If you’ve backread this blog, you’ll realize that many of my old posts center on fountain pens and on my friends who use and collect them. The Facebook group I help moderate, Fountain Pen Network-Philippines, has grown exponentially over the last few years and now has about 3,300+ members. What’s the culture like, in this group?
Much has been written about the demise of cursive handwriting. They no longer teach it in many schools around the world, in favor of learning how to operate digital keyboards. Some people tend to think of using fountain pens as a hipster-ish affectation. In fact, while most fountain pen lovers dig analog stuff, many just like the way fountain pens write – smoothly, and under their own weight. For many it’s to escape the aching, death grip they use on ballpoint pens. It’s no surprise that many of the users and collectors are of a certain age. Here in the Philippines many of the traditional users are professionals like lawyers (or law students) and artists. Nowadays FPN-P members are from all walks of life, and the number of younger people using fountain pens (high school and college students) is growing.
Many new members come to us interested in calligraphy. They start with dip pens and calligraphy ink, and branch out into fountain pens with flex or italic nibs. Some of the more adventurous members learn to hack some fountain pens (usually the inexpensive Jinhao or the Ranga) by installing dip nibs like the Zebra G nib in them. Some people stick to the inexpensive, daily carry budget pens, like the Platinum Preppy and the Pilot Metropolitan, while others confine themselves to vintage pens, or have upgraded to well-known fine writing instruments with gold nibs and better build quality. There are those who claim they’re only users, not collectors, and are later surprised to find themselves amassing an accumulation of pens in the journey to find “the perfect pen”. Some collect pens in a single color, or different colors of the same model, or a single brand. Some joke that they collect only “Axis Powers” pens (from Japan, Italy and Germany). There are arguments over whether to ink a pen or not (the usual comment is, you might as well use it as it depreciates, as rarely does it increase in value over time). We geek out over pens, the same way others do over anime or guns or other hobbies.

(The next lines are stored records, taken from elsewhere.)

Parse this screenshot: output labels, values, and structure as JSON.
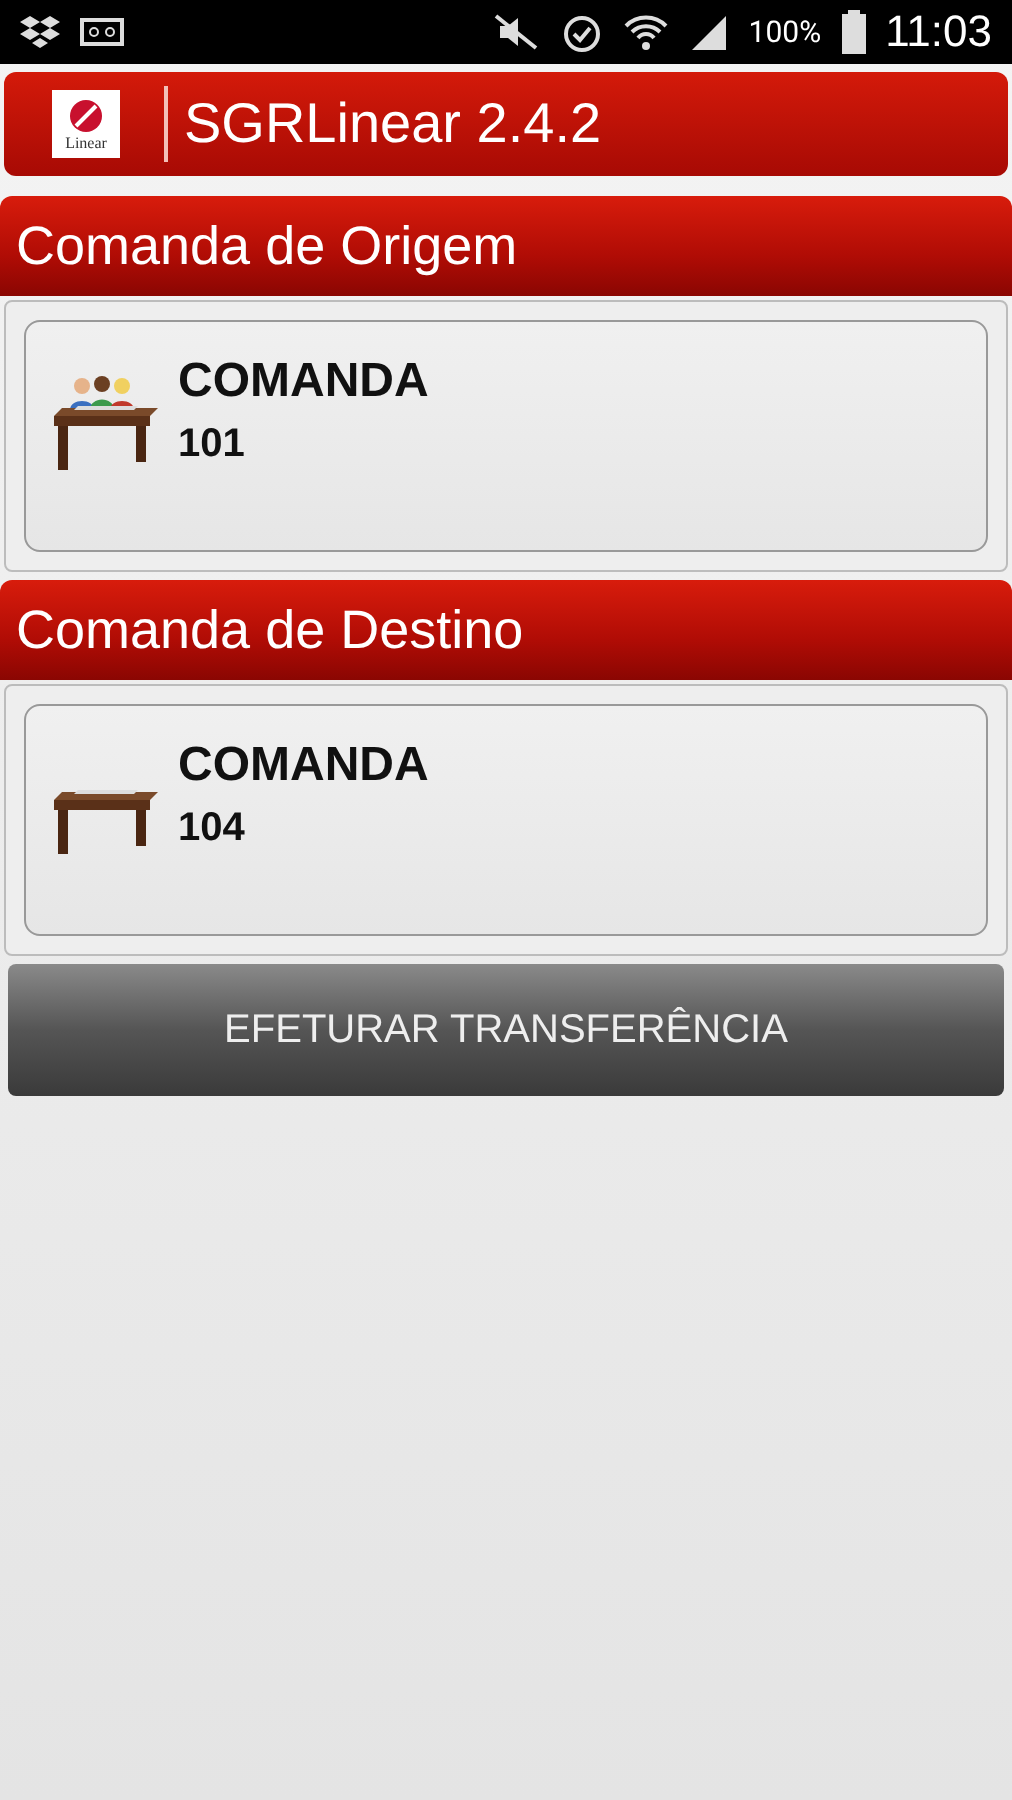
{
  "status_bar": {
    "battery": "100%",
    "time": "11:03"
  },
  "app_bar": {
    "logo_text": "Linear",
    "title": "SGRLinear 2.4.2"
  },
  "sections": [
    {
      "title": "Comanda de Origem",
      "item": {
        "kind": "occupied",
        "label": "COMANDA",
        "number": "101"
      }
    },
    {
      "title": "Comanda de Destino",
      "item": {
        "kind": "empty",
        "label": "COMANDA",
        "number": "104"
      }
    }
  ],
  "action_button": "EFETURAR TRANSFERÊNCIA"
}
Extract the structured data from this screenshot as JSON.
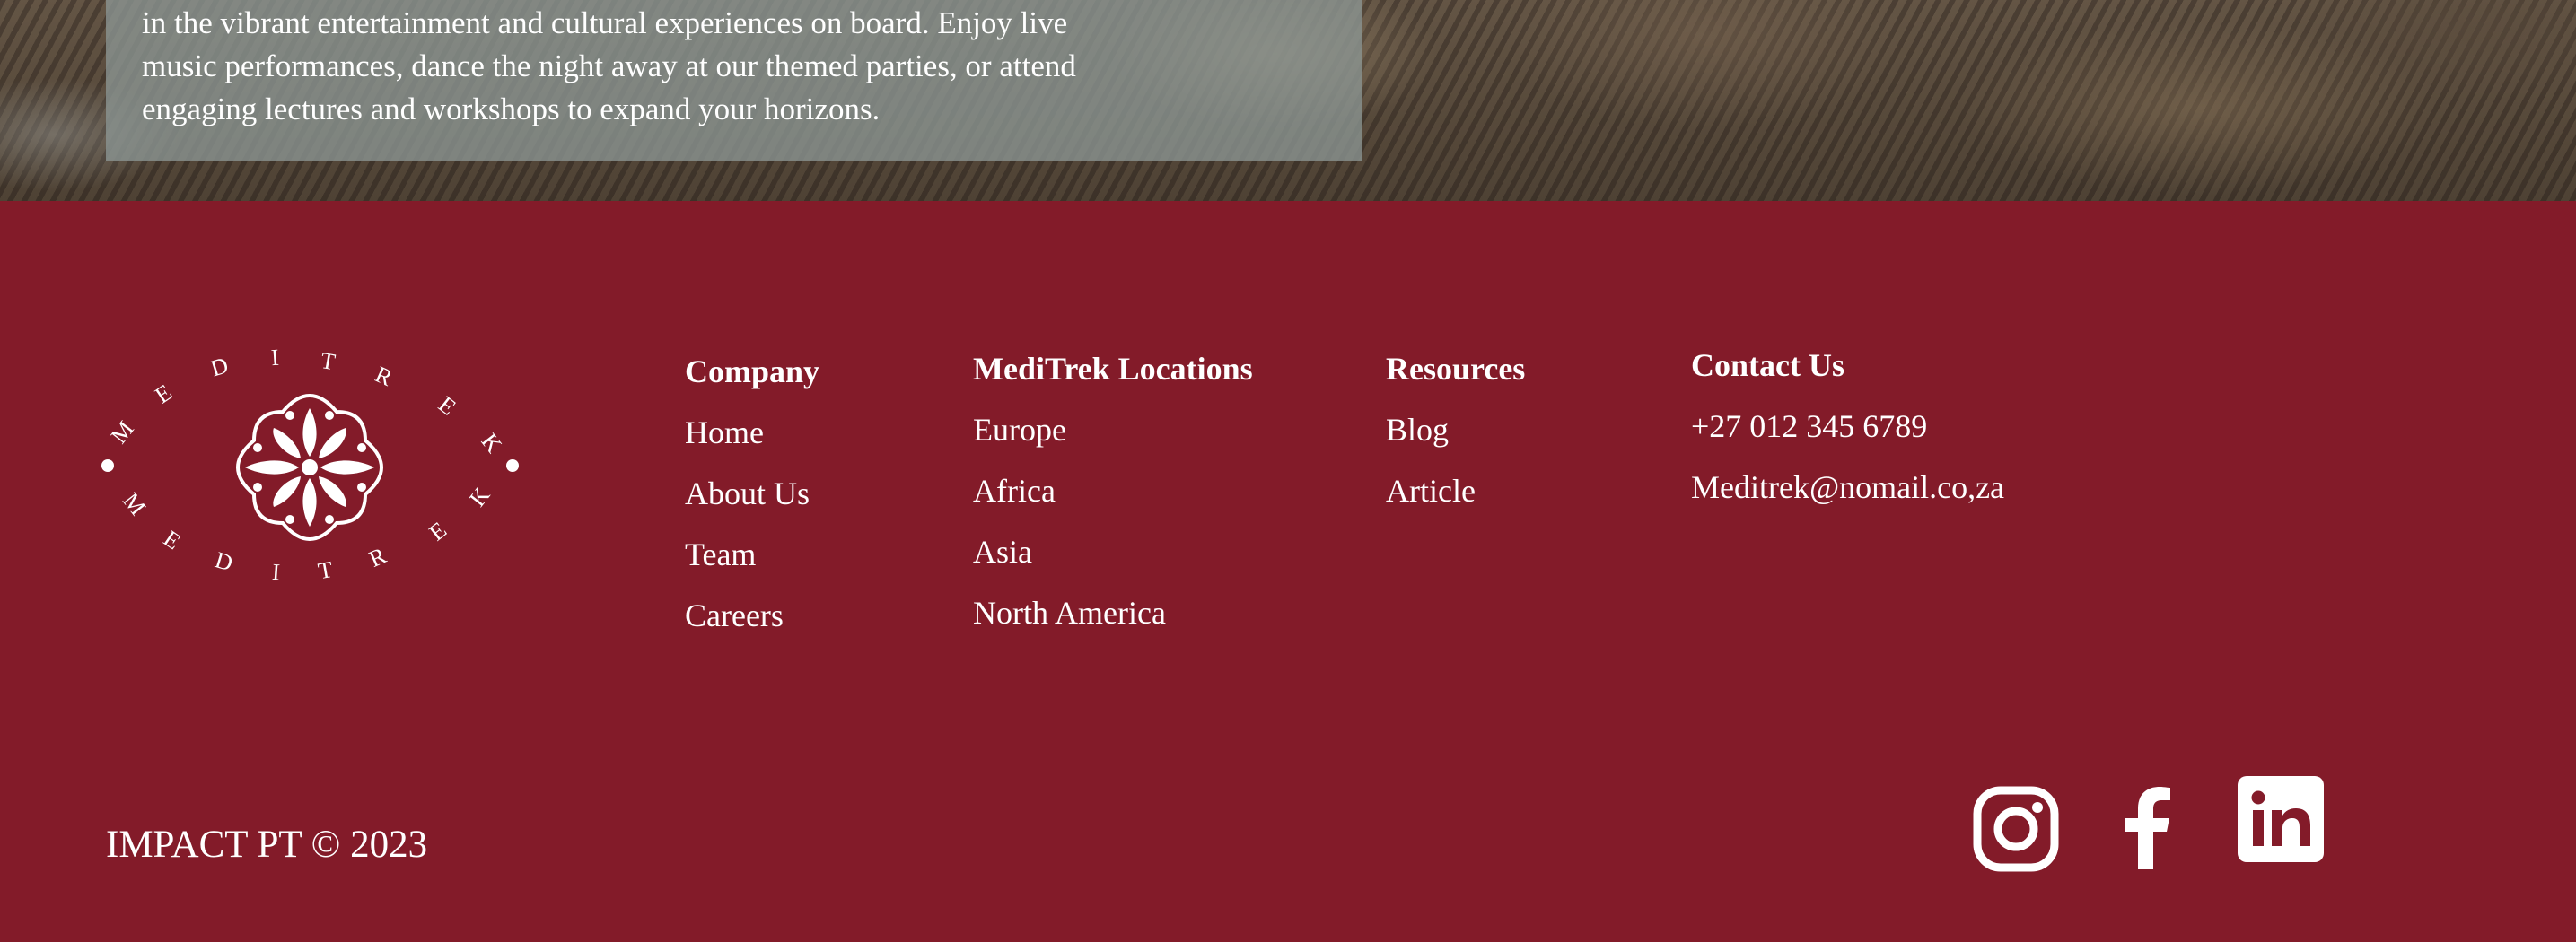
{
  "hero": {
    "caption_lines": "in the vibrant entertainment and cultural experiences on board. Enjoy live\nmusic performances, dance the night away at our themed parties, or attend\nengaging lectures and workshops to expand your horizons."
  },
  "logo": {
    "ring_text_top": "MEDITREK",
    "ring_text_bottom": "MEDITREK"
  },
  "footer": {
    "columns": [
      {
        "heading": "Company",
        "links": [
          "Home",
          "About Us",
          "Team",
          "Careers"
        ]
      },
      {
        "heading": "MediTrek Locations",
        "links": [
          "Europe",
          "Africa",
          "Asia",
          "North America"
        ]
      },
      {
        "heading": "Resources",
        "links": [
          "Blog",
          "Article"
        ]
      },
      {
        "heading": "Contact Us",
        "links": [
          "+27 012 345 6789",
          "Meditrek@nomail.co,za"
        ]
      }
    ],
    "copyright": "IMPACT PT © 2023",
    "social": {
      "icons": [
        "instagram-icon",
        "facebook-icon",
        "linkedin-icon"
      ],
      "color": "#ffffff"
    }
  },
  "colors": {
    "footer_bg": "#831b29",
    "text": "#ffffff",
    "caption_bg": "#8c9694"
  }
}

I’ll admit, one of the things that keeps me interested in fountain pens is the possibility of using the myriad ink colors now available. Back in 2008, when FPN-P was first founded, the only place you could buy fountain pens (Parker and Sheaffer) was National Bookstore and (other brands) on eBay. The only ink colors you could buy back then were black, blue-black, blue and red. Fast-forward to 2016, and you have different brands and colors of fountain pen inks being offered by a number of brick-and-mortar and online stores. My friends amass ink collections, not just pen collections. Some hoard their favorite colors, some trade different colors. Some are obsessed with inks that sheen or shimmer. And then there’s the continuous hunt for the best quality paper for one’s budget, from Bevania Splendorgel to Tomoe River. There are brands of journals for everything! (And the perennial question: Is next year’s planner paper fountain pen-friendly?)
There’s never been such a good time for fountain pen users as now.